Mas talvez a bandeira mais apetecida desta direita regressista e nostálgica da gesta dos santos e cavaleiros seja a do colonialismo e da guerra colonial que exaltam sem pudor, condenando, isso sim, o "crime" nefando da descolonização. Quando o crime está, precisamente, nessa guerra injusta e absurda imposta pela ditadura, durante 13 anos, ao povo português e aos povos das colónias, com o seu indizível rasto de horrores, de violências, de abusos, com os cerca de dez mil mortos portugueses e não se sabe quantos angolanos, moçambicanos e guineenses, e de tantos e tantos feridos física e mentalmente para sempre. Foi a cegueira do colonialismo português e do regime que o sustentou a primeira e a principal responsável pela descolonização que foi possível levar a cabo em 1974/75.

E é intolerável que 30 anos depois, apesar de tudo nesta democracia que nos sobra, haja forças políticas que se permitam o discurso serôdio da apologia patrioteira da guerra com pouco mais do que o propósito rasteiro de arrebanhar alguns votos entre os antigos militares que a sofreram.

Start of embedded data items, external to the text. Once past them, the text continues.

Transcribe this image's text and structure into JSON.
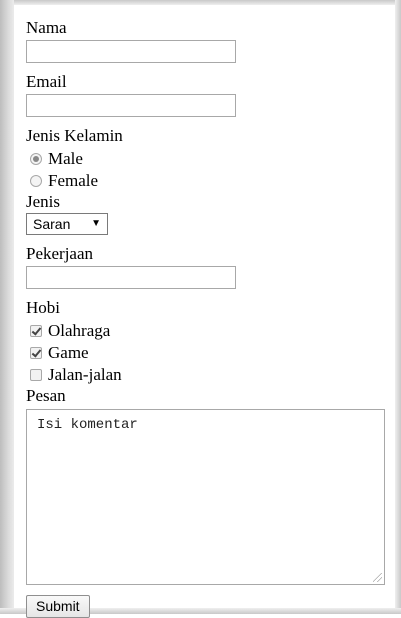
{
  "form": {
    "nama": {
      "label": "Nama",
      "value": ""
    },
    "email": {
      "label": "Email",
      "value": ""
    },
    "gender": {
      "label": "Jenis Kelamin",
      "options": [
        {
          "label": "Male",
          "selected": true
        },
        {
          "label": "Female",
          "selected": false
        }
      ]
    },
    "jenis": {
      "label": "Jenis",
      "selected": "Saran"
    },
    "pekerjaan": {
      "label": "Pekerjaan",
      "value": ""
    },
    "hobi": {
      "label": "Hobi",
      "options": [
        {
          "label": "Olahraga",
          "checked": true
        },
        {
          "label": "Game",
          "checked": true
        },
        {
          "label": "Jalan-jalan",
          "checked": false
        }
      ]
    },
    "pesan": {
      "label": "Pesan",
      "value": "Isi komentar"
    },
    "submit_label": "Submit"
  }
}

A direita de que vos falo não é uma abstracção retórica ou uma figura de estilo. Ela não só está no poder, como, com os seus um e pouco por cento que lhe dão as últimas sondagens, tem refém toda a política do Governo PSD-PP, dependente do apoio da extrema-direita para manter a maioria parlamentar. Ela é a cara da sua política de privatização da segurança social, de ataque generalizado aos direitos do trabalho, de despesismo megalómano em projectos militares sem sentido na defesa, de perseguição e prisão das mulheres que interrompem voluntariamente a gravidez e de oposição ao referendo sobre a despenalização, de estrangulamento do ensino superior público e da investigação, das políticas xenófobas e discriminatórias em matéria da imigração ou da impotência generalizada no domínio da justiça.

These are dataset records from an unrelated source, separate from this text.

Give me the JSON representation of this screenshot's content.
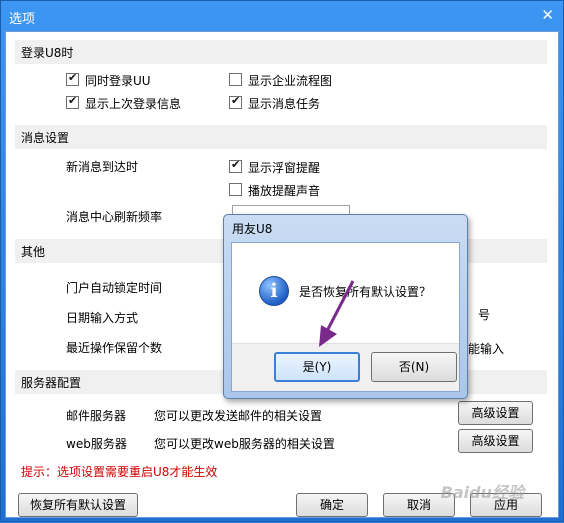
{
  "window": {
    "title": "选项",
    "close_glyph": "✕"
  },
  "sections": {
    "login": "登录U8时",
    "message": "消息设置",
    "other": "其他",
    "server": "服务器配置"
  },
  "login": {
    "simul_login": "同时登录UU",
    "show_last_login": "显示上次登录信息",
    "show_flowchart": "显示企业流程图",
    "show_msg_tasks": "显示消息任务"
  },
  "message": {
    "arrive_label": "新消息到达时",
    "popup_remind": "显示浮窗提醒",
    "play_sound": "播放提醒声音",
    "refresh_label": "消息中心刷新频率"
  },
  "other": {
    "auto_lock": "门户自动锁定时间",
    "date_input": "日期输入方式",
    "recent_ops": "最近操作保留个数",
    "peek_right_1": "号",
    "peek_right_2": "能输入"
  },
  "server": {
    "mail_label": "邮件服务器",
    "mail_desc": "您可以更改发送邮件的相关设置",
    "web_label": "web服务器",
    "web_desc": "您可以更改web服务器的相关设置",
    "advanced": "高级设置"
  },
  "hint": "提示：选项设置需要重启U8才能生效",
  "footer": {
    "restore": "恢复所有默认设置",
    "ok": "确定",
    "cancel": "取消",
    "apply": "应用"
  },
  "dialog": {
    "title": "用友U8",
    "message": "是否恢复所有默认设置？",
    "yes": "是(Y)",
    "no": "否(N)",
    "icon_glyph": "i"
  },
  "watermark": "Baidu经验",
  "colors": {
    "titlebar": "#2f86e6",
    "hint": "#d00000",
    "arrow": "#7a2a8a"
  }
}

Esta minoria radical, populista e trauliteira puxou para a direita a direita portuguesa. Uns e outros levaram o país, o país que trabalha, que estuda, que ensina, que cria, a uma das piores crises da sua história recente.

Oxalá a convocatória ao debate cívico deste 30.º aniversário do 25 de Abril possa contribuir para desmontar a pressão para o esvaziamento ritual da efeméride ou até para a sua negação, implícitos nos propósitos ideológicos das direitas no poder. Também com esse debate, e trinta anos depois, estaremos discutir os destinos da democracia portuguesa.